Caroline Knapp, one more time:

. . .a dash of Hegelian despair can be a useful thing, a check against consumer culture’s blaring strains of false promise, and also fodder for a deeper kind of acceptance. To know that hunger is an essential part of what it means to be human, that it’s possibly epic and anguished and intrinsically insatiable, is at least to muffle the blare, to introduce a sense of proportion.

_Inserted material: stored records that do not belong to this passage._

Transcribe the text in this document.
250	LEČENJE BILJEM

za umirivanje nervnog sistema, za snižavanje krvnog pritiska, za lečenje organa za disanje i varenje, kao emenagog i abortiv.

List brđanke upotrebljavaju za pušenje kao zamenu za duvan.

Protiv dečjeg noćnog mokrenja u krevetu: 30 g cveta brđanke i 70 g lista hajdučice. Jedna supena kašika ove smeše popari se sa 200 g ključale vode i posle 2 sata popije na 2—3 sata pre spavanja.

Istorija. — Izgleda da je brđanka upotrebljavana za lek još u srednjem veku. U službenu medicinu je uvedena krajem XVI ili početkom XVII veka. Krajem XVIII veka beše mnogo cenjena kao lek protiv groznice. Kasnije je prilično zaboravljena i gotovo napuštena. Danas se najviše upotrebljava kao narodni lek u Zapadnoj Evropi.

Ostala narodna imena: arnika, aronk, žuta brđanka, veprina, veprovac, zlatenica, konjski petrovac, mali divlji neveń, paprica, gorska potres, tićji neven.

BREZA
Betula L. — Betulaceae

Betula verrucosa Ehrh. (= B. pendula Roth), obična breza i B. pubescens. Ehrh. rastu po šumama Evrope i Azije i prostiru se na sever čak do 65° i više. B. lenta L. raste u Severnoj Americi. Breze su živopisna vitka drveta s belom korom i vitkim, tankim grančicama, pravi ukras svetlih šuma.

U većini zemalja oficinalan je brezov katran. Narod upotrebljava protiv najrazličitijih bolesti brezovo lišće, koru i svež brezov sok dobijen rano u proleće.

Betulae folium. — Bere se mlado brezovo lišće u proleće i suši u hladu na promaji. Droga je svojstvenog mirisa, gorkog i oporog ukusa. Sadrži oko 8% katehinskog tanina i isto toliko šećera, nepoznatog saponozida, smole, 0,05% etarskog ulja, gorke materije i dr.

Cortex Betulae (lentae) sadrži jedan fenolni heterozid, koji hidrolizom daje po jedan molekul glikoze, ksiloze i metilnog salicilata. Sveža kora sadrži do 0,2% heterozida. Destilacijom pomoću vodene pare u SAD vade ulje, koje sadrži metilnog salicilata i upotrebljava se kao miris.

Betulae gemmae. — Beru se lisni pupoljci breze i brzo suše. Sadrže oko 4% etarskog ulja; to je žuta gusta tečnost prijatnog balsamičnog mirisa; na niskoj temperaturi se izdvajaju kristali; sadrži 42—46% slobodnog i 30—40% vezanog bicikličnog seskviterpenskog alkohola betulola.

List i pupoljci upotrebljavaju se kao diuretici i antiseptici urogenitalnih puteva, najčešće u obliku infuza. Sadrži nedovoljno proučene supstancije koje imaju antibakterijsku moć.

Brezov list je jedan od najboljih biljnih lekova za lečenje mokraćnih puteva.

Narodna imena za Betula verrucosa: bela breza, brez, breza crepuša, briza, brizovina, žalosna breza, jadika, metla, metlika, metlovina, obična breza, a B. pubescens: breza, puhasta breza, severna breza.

And yet proportion is hard to hold onto, and may be particularly hard for women. During an interview on National Public Radio’s “The Connection,” conducted following the publication of her 1999 book, “The Whole Woman,” feminist Germaine Greer described something she sees with increasing frequency: the weeping woman, the woman stopped at a traffic light with tears streaming down her face, or exiting a stall in the ladies’ room with red-rimmed eyes, or slumped in her seat at the movie theater, clutching a handful of Kleenex. The weeping is always private, indulged on the sly, and Greer sees the sorrow behind it as a cultural phenomenon as well as an individual one, a reaction to the lingering understanding among women that despite several decades of social change, the world remains largely indifferent, disdainful, even hostile to their most defining qualities and concerns.

Women weep, Greer believes, because they feel powerless, and because they are exhausted and overworked and lonely. Women weep because their own needs are unsatisfied, continually swept into the background as they tend to the needs of others. They weep because the men in their lives so often seem incapable of speaking the language of intimacy, and because their children grow up and become distant, and because they are expected to acquiesce to this distance, and because they live lives of chronically lowered expectations and chronic adjustment to the world of men, the power and strength of a woman’s emotions considered pathological or hysterical or sloppy, her interest in connection considered trival, her core being never quite seen or known or fully appreciated, her true self out of alignment with so much that is valued and recognized and worshipped in the world around her; her love, in a word, unrequited.

In a nod to the diminishment of outrage that began to take hold in the eighties, Greer told her interviewer, “We tried to mobilize women’s anger. We spent years telling women to get in touch with their rage, and I think I’ve come to the conclusion that there’s just not enough rage to go around. Women don’t get angry enough. What women do is get sad.”

This sentiment stayed with me for a long time. I was driving from Boston to Rhode Island while I heard it, to visit a friend for the weekend, and I spent much of the trip thinking about the steady press of sorrow in a woman’s life, the feeling of discord that may run through her days, the singular loneliness of living in a wrld that emphasizes and rewards so many qualities that may run counter to her central humanity: independence instead of interdependence; distance instead of closeness; self-seeking instead of cooperation; the external world instead of the internal world; glamour and wealth and celebrity instead of kindness and generosity and warmth. I thought about the private pain of women, expressed with so much wordless anguish: the anorexic, isolated and terrified and working so relentlessly to starve away her own hunger; the shoplifter, trying to compensate for what she never had with a Clark bar; the self-cutter, lashing at her own skin instead of out at the world; the bulimic, hunched over a toilet bowl, retching out a river of need. I thought about thwarted connections–a girls’ from her mother, a woman’s from her culture–and then I did something I almost never do: I pulled my car over to the side of the road, and I sat there, and I wept.